DCVax-L is among an emerging new crop of drugs that coax the body's own immune system to track down and kill cancer cells. More specifically, it harnesses dendritic cells, or master cells of the immune system that give marching orders to its soldiers, including t-cells and b-cells, which make antibodies.

The treatment consists of an individual patient's immature dendritic cells being drawn from the blood and mingled in a laboratory dish with dozens of antigens, or proteins, from brain tumor tissue of the patient obtained in surgery.

When purified and injected back into the patient, DCVax-L is meant to prompt t-cells and b-cells to leave the lymph nodes and fan out through the body, seeking and attacking cells having the target antigens.

(For a graphic, click: http://link.reuters.com/cex86v)

Northwest Biotherapeutics expects to report complete data from its formal late-stage trial of DCVax-L in 2015, Powers said.
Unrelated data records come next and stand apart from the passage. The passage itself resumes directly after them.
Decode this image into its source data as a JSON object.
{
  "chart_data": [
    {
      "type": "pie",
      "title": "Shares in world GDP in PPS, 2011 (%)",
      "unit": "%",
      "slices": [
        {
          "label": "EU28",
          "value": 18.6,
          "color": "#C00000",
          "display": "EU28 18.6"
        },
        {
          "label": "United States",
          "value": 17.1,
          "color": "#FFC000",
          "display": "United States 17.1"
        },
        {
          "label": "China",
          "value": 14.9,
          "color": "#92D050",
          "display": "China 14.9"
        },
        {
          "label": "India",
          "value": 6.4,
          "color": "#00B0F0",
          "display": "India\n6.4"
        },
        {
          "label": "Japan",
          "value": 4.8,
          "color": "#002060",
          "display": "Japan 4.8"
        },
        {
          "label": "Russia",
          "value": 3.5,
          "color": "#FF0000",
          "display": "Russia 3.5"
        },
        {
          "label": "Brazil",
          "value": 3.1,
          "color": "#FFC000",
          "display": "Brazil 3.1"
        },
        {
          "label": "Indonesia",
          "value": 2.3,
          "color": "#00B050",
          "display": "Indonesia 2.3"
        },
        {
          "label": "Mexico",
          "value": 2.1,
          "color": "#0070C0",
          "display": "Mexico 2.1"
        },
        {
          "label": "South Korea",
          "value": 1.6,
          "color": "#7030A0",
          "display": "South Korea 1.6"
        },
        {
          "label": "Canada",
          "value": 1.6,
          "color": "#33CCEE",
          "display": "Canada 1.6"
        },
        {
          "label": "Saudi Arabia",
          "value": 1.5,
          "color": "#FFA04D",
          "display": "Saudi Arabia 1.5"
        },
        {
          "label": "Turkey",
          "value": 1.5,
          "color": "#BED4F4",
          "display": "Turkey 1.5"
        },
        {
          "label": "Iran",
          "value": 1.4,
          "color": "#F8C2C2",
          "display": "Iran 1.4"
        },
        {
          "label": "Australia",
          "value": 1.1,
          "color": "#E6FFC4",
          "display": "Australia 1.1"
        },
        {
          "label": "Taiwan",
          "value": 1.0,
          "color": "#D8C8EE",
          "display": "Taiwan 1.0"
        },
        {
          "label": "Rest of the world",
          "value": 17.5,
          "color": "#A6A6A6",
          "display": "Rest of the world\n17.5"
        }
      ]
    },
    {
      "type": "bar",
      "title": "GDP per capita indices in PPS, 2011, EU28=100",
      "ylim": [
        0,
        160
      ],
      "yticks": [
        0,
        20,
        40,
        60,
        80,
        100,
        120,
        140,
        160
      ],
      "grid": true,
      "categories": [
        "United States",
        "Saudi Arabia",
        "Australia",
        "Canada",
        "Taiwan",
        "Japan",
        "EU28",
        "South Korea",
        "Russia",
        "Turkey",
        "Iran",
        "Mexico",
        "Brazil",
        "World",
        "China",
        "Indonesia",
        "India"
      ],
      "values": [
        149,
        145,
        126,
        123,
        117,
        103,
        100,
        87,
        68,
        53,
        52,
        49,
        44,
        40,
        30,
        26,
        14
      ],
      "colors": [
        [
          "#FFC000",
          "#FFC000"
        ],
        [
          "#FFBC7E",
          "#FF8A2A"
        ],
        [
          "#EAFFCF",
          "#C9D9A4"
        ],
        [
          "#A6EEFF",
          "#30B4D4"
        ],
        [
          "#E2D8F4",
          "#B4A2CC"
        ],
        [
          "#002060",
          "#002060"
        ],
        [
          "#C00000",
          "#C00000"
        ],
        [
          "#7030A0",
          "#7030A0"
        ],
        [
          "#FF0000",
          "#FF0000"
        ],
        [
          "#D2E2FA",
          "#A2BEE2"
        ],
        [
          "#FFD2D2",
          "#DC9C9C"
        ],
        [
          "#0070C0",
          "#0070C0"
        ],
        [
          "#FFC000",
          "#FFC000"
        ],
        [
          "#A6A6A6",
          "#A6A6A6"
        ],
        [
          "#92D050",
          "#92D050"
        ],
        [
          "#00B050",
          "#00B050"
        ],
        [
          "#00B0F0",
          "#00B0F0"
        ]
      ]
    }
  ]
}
The Phase III study, which began in 2008 and is being conducted in Europe and the United States, involves 312 patients who were newly diagnosed with GBM and received standard therapies.

"If we meet the goals of the trial, we would plan to apply for marketing approval in Europe and the United States simultaneously," Powers said.

Separately, German's centralized government reimbursement authority has authorized Northwest Biotherapeutics to negotiate reimbursement for DCVax-L, Powers said. She added that six major hospital centers in Germany, anticipating the hospital exemption, have applied to be eligible for reimbursement for the product.

At least 12,000 patients a year develop GBM in the United States, along with a similar number in Europe, Powers said.


Northwest Biotherapeutics is pushing ahead despite two high-profile disappointments of dendritic cell-based therapies from ImmunoCellular Therapeutics Ltd and Dendreon Corp.